Moving the Resource Server into the Proper OU
1. In ADUC, locate the system that holds the sensitive data that you need to implement auditing on. The default location for all nondomain controller systems is the Computers container.
2. Right-click on the resource server and select Move.
3. In the Move dialog box, select the Confidential Servers OU and click OK. This places the resource server into the Confidential Servers OU, making it subject to the new Auditing policy.
4. Confirm that your resource server is now located in the Confidential Servers OU.
In this task, you are using an XP Professional system as the resource server. In the graphic, the resource server is an XP Professional system named SHOTGUN.
5. Close ADUC.
Refreshing the Group Policies on the XP Professional System
1. Log on to the Windows XP Professional system as the Domain Administrator.
2. Select Start ⇒ Run.
3. In the Open field, type gpupdate /force and click OK.
This opens a command window that says Refreshing Policy, and may take a few moments to complete. This reapplies all GPOs that affect the XP Professional system, right now. Since we relocated the XP Professional system into a new OU with different GPOs, you want to be certain that the Auditing GPO is currently applied to, and effective on, this system right away. The GPO would have automatically refreshed within two hours by default.
Configuring Auditing for Object Access on the Resource Server
1. On the Windows XP Professional system, launch the Explorer application.
2. In the left pane, expand the folders as necessary to locate the folder named STUFF.
3. Select the STUFF folder.
In Task 4.8, you created a folder named STUFF on an XP Professional system and placed some sensitive content in it. If that folder and content is still available, use it. If not, create a new folder named STUFF and place a new text document in it.

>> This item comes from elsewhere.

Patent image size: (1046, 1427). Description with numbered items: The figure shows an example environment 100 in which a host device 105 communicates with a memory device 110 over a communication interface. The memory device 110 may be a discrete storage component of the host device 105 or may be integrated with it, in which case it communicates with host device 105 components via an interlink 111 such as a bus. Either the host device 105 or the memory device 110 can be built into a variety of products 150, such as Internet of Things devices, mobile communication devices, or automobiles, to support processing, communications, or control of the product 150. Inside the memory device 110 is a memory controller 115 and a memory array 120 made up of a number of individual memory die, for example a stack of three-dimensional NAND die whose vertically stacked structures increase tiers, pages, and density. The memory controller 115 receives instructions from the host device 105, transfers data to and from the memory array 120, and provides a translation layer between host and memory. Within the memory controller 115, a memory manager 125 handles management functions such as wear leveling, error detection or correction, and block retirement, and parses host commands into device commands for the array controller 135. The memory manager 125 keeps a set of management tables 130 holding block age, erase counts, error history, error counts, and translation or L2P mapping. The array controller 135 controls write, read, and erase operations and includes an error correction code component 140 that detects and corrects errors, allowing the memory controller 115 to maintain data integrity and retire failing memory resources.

4. Right-click on the STUFF folder and select Properties.
5. On the Security tab, click Advanced. Select the Auditing tab of the Advanced Security Settings For STUFF dialog box.

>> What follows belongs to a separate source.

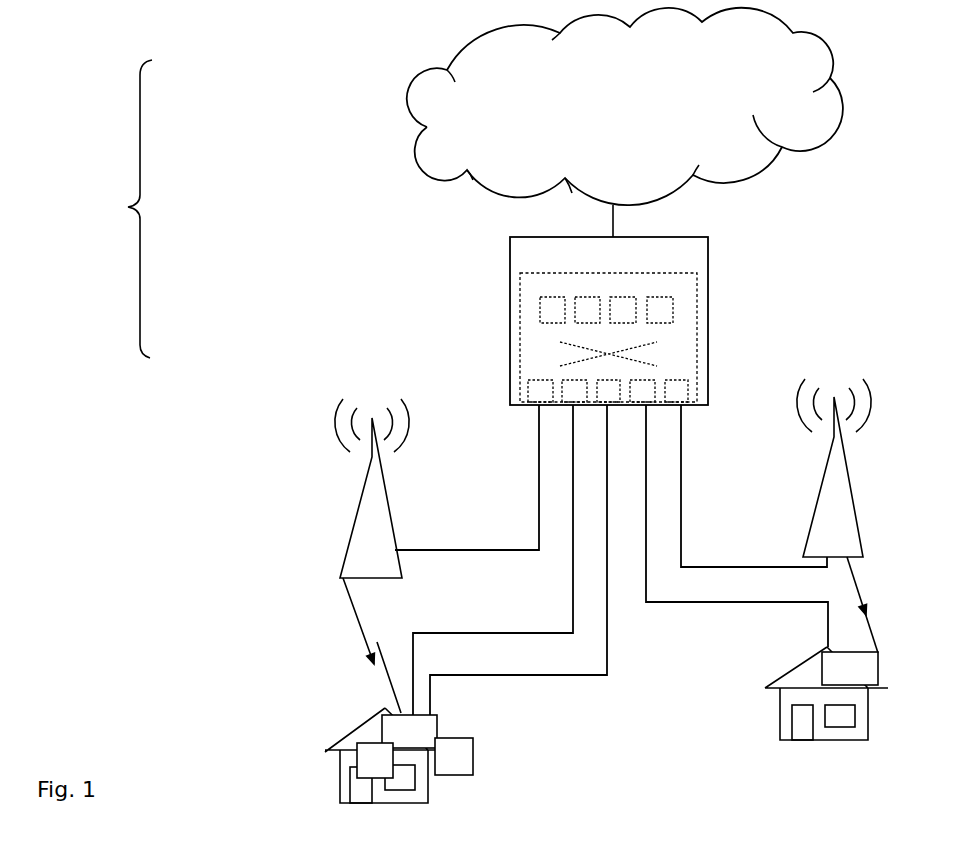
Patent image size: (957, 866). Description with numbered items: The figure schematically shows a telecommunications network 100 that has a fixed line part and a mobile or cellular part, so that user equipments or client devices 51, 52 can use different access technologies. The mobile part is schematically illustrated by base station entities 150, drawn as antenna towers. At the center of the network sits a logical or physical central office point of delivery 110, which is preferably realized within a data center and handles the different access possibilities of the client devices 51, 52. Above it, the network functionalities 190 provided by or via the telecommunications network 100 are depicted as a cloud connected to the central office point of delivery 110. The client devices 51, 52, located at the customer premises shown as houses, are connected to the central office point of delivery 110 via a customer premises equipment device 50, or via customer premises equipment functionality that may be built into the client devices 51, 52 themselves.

6. Click Add to build the SACL to implement auditing on this folder.
7. In the Select User, Computer, Or Group dialog box, click Advanced.

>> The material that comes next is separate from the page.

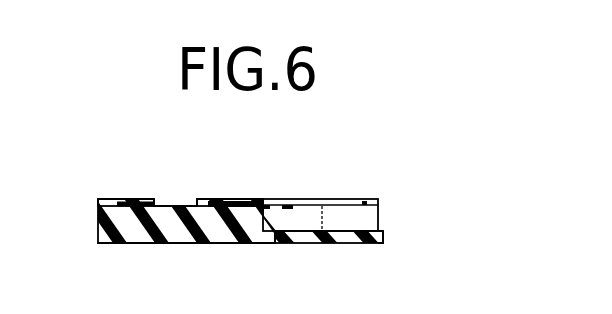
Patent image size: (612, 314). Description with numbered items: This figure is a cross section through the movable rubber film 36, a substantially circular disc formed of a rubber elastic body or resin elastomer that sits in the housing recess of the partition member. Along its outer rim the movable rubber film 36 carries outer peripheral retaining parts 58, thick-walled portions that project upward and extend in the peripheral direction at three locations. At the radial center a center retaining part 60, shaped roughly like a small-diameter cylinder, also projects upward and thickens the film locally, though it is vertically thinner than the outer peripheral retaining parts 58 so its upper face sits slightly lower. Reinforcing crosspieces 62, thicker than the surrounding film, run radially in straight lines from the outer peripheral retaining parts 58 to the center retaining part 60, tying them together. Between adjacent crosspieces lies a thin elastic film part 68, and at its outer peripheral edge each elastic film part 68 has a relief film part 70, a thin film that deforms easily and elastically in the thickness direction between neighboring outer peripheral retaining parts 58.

8. Click the Find Now button to display a list of users, computers, and groups in the domain.
9. Select Authenticated Users from the resulting Name (FQDN) list. Click OK to accept Authenticated Users.
10. In the Select User, Computer, Or Group dialog box, click OK to close the dialog box.
11. In the resulting Auditing Entry For STUFF dialog box, select Successful and Failed for the following access types:
- List Folder/Execute File
- Create Files/Write Data
- Create Folders/Append Data
- Delete Subfolders And Files
- Delete
With the Auditing GPO linked to the OU that contains the system holding sensitive content, these settings will audit successful and attempted access for all authenticated users. Access types being audited include Read, Modify (Write), Create, and Delete accesses to the file and folder content. These auditing attributes will now be inherited by all newly created content in the STUFF folder by default.
12. Confirm your settings, and click OK to close the Auditing Entry For STUFF dialog box.
13. In the Advanced Security Settings For STUFF dialog box, enable the Replace Auditing Entries On All Child Objects With Entries Shown Here That Apply To Child Objects check box.
With this setting enabled, these auditing attributes will now be inherited by all existing and newly created content in the STUFF folder.
14. Click OK to close the Advanced Security Settings For STUFF dialog box.
You may see a progress dialog box that monitors the writing of the new SACL attributes to all existing content in the STUFF folder. This could take quite a while if the folder contains numerous files and folders.
If this folder is accessed a lot, the auditing processes can consume massive resources on this system and degrade system performance severely. Auditing should only be configured if you intend to regularly review and use the information that will be generated from the audit policy.
Criteria for Completion
You have completed this task when you have built a new Auditing GPO that is linked to the Confidential Servers OU and configured the SACL on the sensitive-content folder on the server (the XP Professional system in this case) holding the sensitive content.